Why make a buck converter yourself. And for a motor. Controlling a motor with PWM is more easier then with voltage. So why not PWM the 75V?
And to protect against over voltage, just use flyback and clamping diodes
septillion:
Why make a buck converter yourself. And for a motor. Controlling a motor with PWM is more easier then with voltage. So why not PWM the 75V?And to protect against over voltage, just use flyback and clamping diodes
Thanks.
What kind of flyback and clamping diodes I should use?
Very thank you
@leoncorleone, do not cross-post.
leoncorleone:
Hello to all, and sorry for my poor English.

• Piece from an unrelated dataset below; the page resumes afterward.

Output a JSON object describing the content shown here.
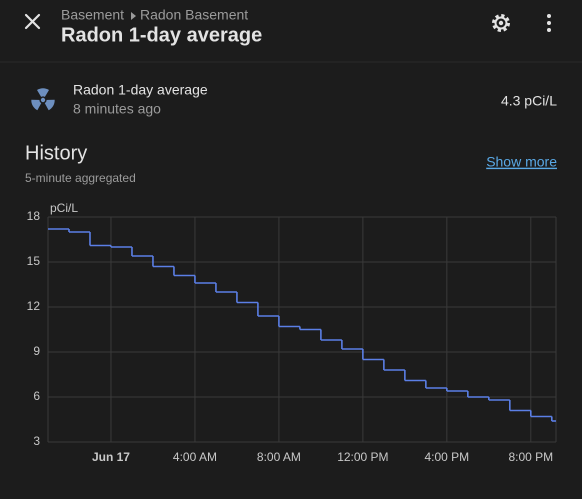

This is a Buck converter and I want to control speed of DC Motor by changing the PWM. My question is How can I protect the output from over voltage, I mean It doesn't have any protection when input voltage is over than 75v.

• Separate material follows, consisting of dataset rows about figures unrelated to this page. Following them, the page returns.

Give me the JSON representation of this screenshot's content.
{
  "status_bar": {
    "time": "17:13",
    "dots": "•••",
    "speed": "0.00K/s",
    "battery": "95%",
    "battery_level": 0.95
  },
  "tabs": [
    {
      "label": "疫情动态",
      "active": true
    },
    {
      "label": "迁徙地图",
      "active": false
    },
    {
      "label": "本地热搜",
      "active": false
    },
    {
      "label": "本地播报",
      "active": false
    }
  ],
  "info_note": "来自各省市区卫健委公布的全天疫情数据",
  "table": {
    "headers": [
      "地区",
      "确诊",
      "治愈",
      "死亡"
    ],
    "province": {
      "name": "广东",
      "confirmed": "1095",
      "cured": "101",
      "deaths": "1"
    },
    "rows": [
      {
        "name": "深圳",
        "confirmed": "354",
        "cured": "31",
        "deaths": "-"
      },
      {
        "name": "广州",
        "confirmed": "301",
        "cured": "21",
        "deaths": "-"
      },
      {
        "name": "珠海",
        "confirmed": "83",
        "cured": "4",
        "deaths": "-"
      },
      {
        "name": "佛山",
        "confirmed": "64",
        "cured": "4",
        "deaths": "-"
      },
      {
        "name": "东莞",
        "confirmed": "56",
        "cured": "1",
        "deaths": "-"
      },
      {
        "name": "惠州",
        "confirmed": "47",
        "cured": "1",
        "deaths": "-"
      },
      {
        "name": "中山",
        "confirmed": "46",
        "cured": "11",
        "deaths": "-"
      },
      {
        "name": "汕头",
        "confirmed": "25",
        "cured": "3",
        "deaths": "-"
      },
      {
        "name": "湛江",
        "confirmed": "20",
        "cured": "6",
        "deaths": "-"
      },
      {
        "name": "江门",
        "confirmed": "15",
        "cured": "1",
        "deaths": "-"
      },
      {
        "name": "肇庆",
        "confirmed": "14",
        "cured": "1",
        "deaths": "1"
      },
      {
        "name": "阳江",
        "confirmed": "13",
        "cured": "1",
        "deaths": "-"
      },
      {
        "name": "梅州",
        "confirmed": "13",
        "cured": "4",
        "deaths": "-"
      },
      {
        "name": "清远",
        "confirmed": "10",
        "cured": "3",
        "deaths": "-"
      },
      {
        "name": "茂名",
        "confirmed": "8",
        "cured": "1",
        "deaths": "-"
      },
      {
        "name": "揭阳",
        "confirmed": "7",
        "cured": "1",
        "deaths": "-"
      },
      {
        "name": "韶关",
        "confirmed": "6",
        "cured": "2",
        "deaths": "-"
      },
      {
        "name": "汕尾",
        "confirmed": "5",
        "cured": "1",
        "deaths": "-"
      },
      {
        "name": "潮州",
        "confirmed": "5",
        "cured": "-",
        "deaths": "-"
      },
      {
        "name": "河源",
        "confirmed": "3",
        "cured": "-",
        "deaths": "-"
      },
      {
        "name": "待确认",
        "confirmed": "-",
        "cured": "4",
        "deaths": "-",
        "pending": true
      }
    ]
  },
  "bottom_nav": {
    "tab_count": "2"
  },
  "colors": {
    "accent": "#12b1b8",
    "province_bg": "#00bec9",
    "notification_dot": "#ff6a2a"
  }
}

For example I want when the voltage is over than 75 volts Mosfet goes to zero.
What can I do?
Very thank you.
What is that 1mH inductor and 470uF capacitor doing? Do you know how PWM motor drivers
normally work?
What kind of current are we talking of?
Maximum Power of my DC Motor is about 400 watts and Input current is about 6 amperes.

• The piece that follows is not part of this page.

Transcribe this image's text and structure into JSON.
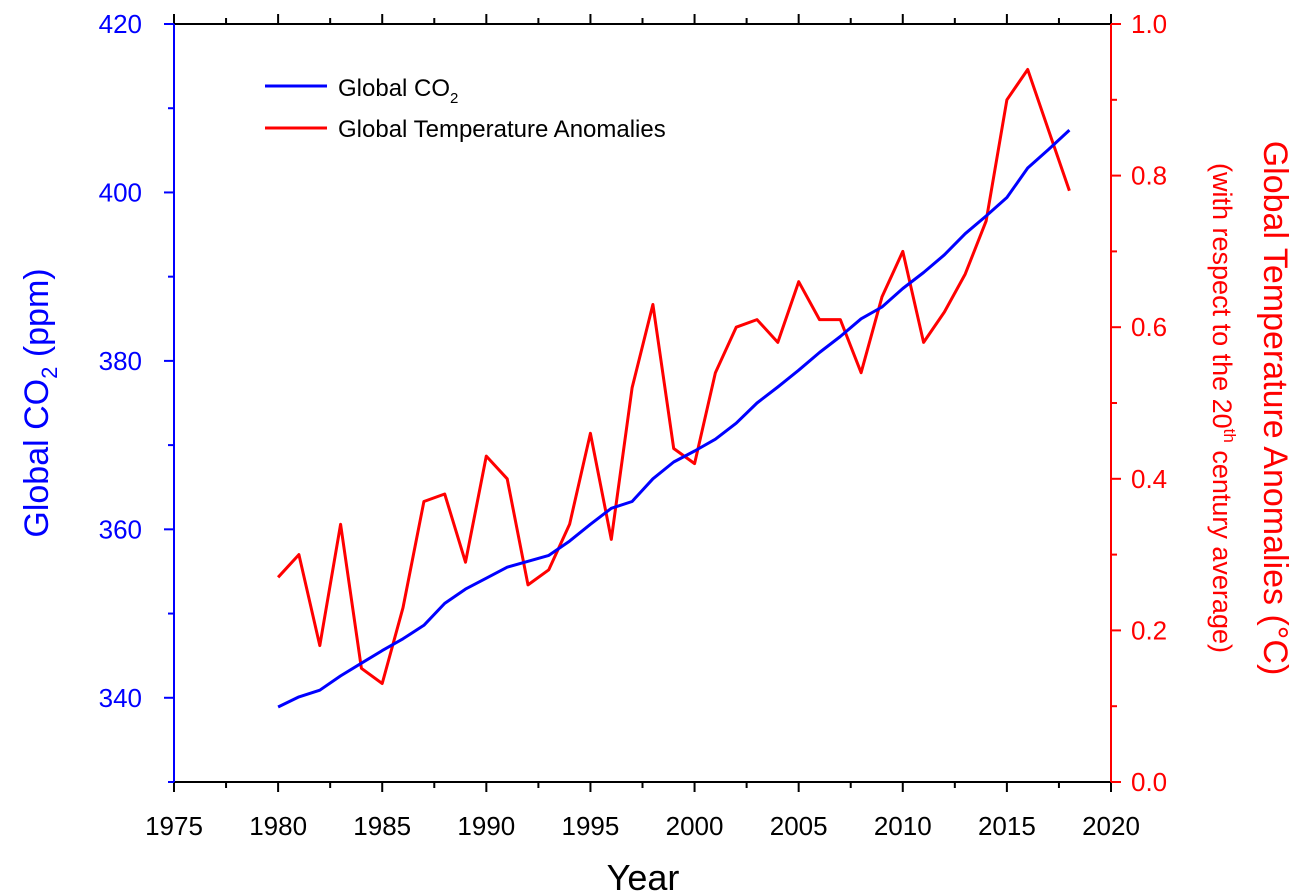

Firstly you are trying to make a buck-converter instead of a motor driver - you need a motor driver,
the motor itself is the inductor that smooths the current so you just feed PWM straight into the winding,
so no external inductor / capacitor combination is needed (although a small amount of capacitance can
reduce EMI at radio-frequencies).
Switching on the low-side is much simpler as all the circuitry can share ground. Having said that opto-isolation
is a good idea.
At those power levels you have to have good protection circuitry - MOSFETs can fail in sub-millisecond
timescales if large amounts of power are available to dump into them.
For instance:
Momentary over-voltage across the gate-source will instantly destroy a device (sub microsecond
timescale) - zener diode clamp between gate and source right on the terminals is a good idea.
Holding the device in a half-on-half-off condition will cause extremely rapid heating and destroy
the device (sub-millisecond timescale). Use a MOSFET driver chip with under-voltage cut-off.
Over-voltage of drain-source can do the same - inductive voltage spikes can cause this if not
suppressed.
Lack of sufficient deadtime (if a half-bridge or H-bridge) can cause shoot-through - another failure mode
where huge amounts of power are dumped into the MOSFET die.
If you protect against the likely failure modes you can have a robust and reliable circuit, but a
naive circuit is very vulnerable. Use MOSFET driver chips to drive MOSFETs at high power.